Minstens in twee originelen
De wet zegt dat overeenkomsten moeten worden opgemaakt in evenveel originele exemplaren als er partijen zijn. Dat betekent dan ook dat het huurcontract dat je afsluit minstens in twee originelen moet worden opgemaakt. Bovendien moet elke partij ook nog eens een origineel exemplaar ontvangen. Het volstaat dus niet om maar één origineel op te maken en dat vervolgens een aantal keren te kopiëren.
Een derde voor de registratie
Vaak wordt ook nog een derde origineel exemplaar opgemaakt dat dan dient voor de registratie.
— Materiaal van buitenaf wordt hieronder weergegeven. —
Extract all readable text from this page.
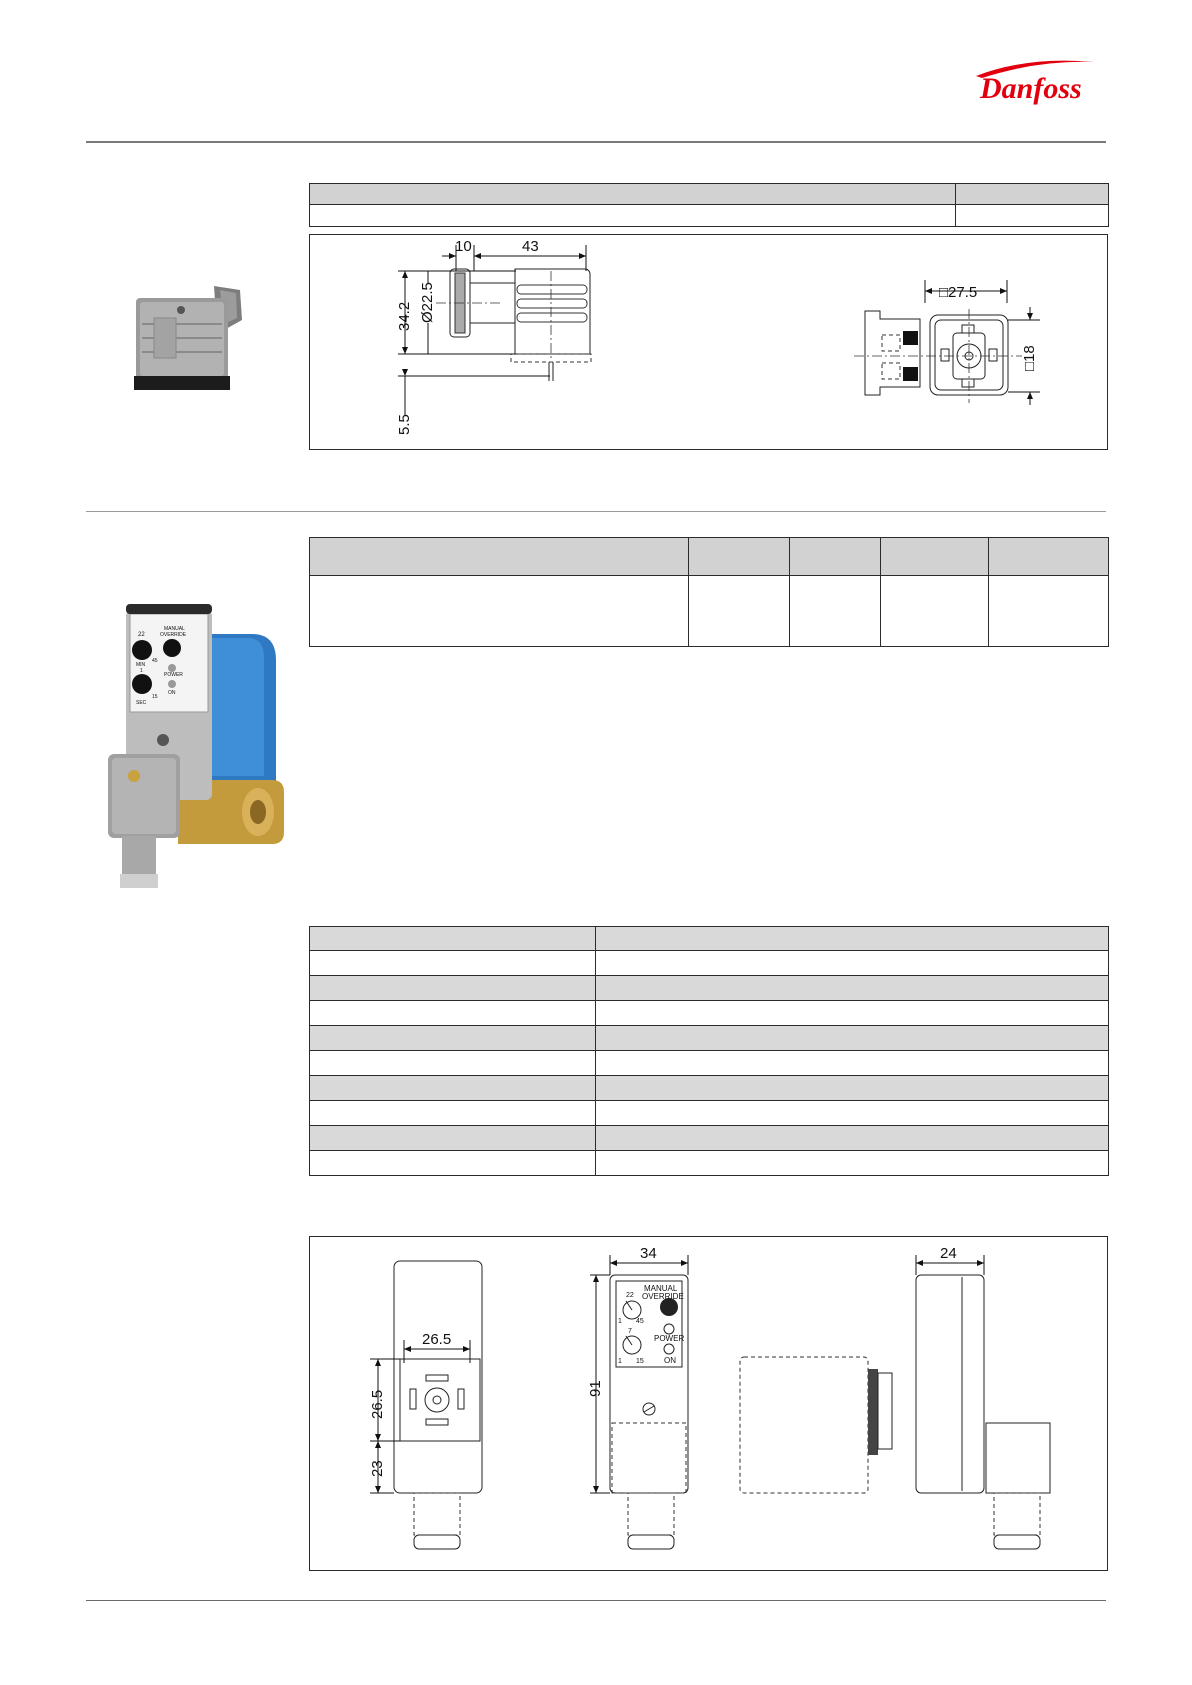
Danfoss

10	43
34.2 Ø22.5
5.5
□27.5
□18

22
MANUAL
OVERRIDE
45
MIN
1
POWER
ON
15
SEC

26.5
26.5
23
34
91
MANUAL
OVERRIDE
22
1 45
POWER
7
1 15	ON
24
Om te bewijzen in hoeveel exemplaren het contract opgemaakt werd en dat iedere partij er één ontving kan je onderaan het huurcontract volgende zin opnemen : ‘aldus opgemaakt te (plaats) op (datum) in 3 originele exemplaren waarvan elke partij bevestigt er één te hebben ontvangen en het derde bestemd is voor de registratie’.
Wat riskeer je?
Hou je je hier niet aan dan bestaat de kans dat de geldigheid van de schriftelijke overeenkomst op zich in vraag wordt gesteld. Je riskeert dan via andere elementen het bestaan (en de modaliteiten) van het huurcontract te moeten aantonen.